Der Gang, in dem sie sich befanden, schien nach unten abzusteigen, tiefer in das Labyrinth hinein, was auch nicht gerade ein Gefühl von Sicherheit vermittelte, aber sie hatten keine große Wahl. Die oberen Stockwerke waren eingestürzt. Vielleicht gab es in tieferen Bereichen einen Ausgang oder einen alternativen Weg zurück an die Oberfläche. Oder vielleicht drehen wir uns nur im Kreis, dachte Mikhailis mit einem Anflug von Angst. Aber das war besser, als auf den nächsten Einsturz zu warten.
Er machte einen vorsichtigen Schritt vorwärts und zog Rhea mit sich. Ihr Gesicht war vor Schmerz verzerrt, aber sie hielt Schritt und atmete gleichmäßig. Lira folgte ihnen und suchte mit wachsamen Augen die Dunkelheit ab.
Während sie vorwärts krochen, gab ihnen das Leuchten des Fragments gerade genug Licht, um ein paar Schritte vor sich zu sehen. Der Stein unter ihren Füßen war uneben und mit Trümmerstücken übersät.
Gelegentlich ragte ein Stück altes Metall oder ein zerbrochener Tontopf aus den Trümmern hervor, Relikte aus einer Zeit, als dieser Ort vielleicht mehr als nur eine Todesfalle war. Die Katakomben waren im Laufe der Jahrhunderte zu einem Labyrinth geworden, in dem sich Schichten aus verschiedenen Epochen übereinander türmten.
Es herrschte eine unangenehme Stille. Normalerweise hätte Mikhailis einen Witz gemacht, um die Spannung zu lockern, aber seine Kehle war zu trocken und die abgestandene Luft drückte schwer auf seine Brust. Von Zeit zu Zeit stieß Rhea ein unterdrücktes Zischen aus, wenn ihr verletztes Bein gegen einen losen Stein stieß. Lira blickte immer wieder nach hinten, vielleicht um nach Illusionen Ausschau zu halten oder weil sie halb damit rechnete, dass der Gang hinter ihnen einstürzen würde.

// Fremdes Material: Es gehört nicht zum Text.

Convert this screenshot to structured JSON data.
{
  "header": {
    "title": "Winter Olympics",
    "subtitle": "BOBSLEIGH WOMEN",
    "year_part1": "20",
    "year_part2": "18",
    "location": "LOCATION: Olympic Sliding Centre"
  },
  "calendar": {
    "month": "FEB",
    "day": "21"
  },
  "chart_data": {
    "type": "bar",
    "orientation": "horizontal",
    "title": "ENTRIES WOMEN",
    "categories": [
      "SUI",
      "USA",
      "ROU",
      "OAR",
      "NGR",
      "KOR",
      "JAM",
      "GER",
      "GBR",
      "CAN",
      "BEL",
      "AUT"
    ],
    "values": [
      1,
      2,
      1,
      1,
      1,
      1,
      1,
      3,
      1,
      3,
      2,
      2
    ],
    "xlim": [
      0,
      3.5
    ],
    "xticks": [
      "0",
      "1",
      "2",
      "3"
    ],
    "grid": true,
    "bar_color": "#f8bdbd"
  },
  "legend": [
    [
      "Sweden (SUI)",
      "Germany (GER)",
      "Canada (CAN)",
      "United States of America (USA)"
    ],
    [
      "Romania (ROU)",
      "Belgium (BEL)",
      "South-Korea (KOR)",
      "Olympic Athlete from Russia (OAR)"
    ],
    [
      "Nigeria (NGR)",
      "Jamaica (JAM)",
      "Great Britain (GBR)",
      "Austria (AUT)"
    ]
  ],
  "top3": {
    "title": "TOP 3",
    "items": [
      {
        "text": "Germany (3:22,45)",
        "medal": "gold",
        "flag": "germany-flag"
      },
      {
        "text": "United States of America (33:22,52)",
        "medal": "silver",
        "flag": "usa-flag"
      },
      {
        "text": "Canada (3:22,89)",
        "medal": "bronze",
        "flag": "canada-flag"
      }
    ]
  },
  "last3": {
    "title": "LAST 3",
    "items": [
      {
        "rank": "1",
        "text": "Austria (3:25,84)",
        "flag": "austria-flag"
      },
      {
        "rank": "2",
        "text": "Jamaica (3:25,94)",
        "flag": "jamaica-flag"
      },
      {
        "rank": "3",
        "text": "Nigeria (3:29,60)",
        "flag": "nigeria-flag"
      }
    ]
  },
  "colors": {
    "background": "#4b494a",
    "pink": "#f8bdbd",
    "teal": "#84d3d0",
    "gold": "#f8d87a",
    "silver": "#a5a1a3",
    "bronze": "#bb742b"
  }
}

So hatte ich mir meinen Morgen nicht vorgestellt, dachte Mikhailis düster. Aber wann läuft schon mal alles nach Plan? Trotzdem konnte er ein leichtes Kribbeln nicht unterdrücken. Das Aufdecken vergessener Geheimnisse hatte ihn schon immer fasziniert, trotz der tödlichen Gefahr. Er spürte die Wärme des Fragments in seiner Hand, die sanft pulsierte, als wolle es ihm versichern, dass er nicht nur ein zufälliger Eindringling in diesen Ruinen war.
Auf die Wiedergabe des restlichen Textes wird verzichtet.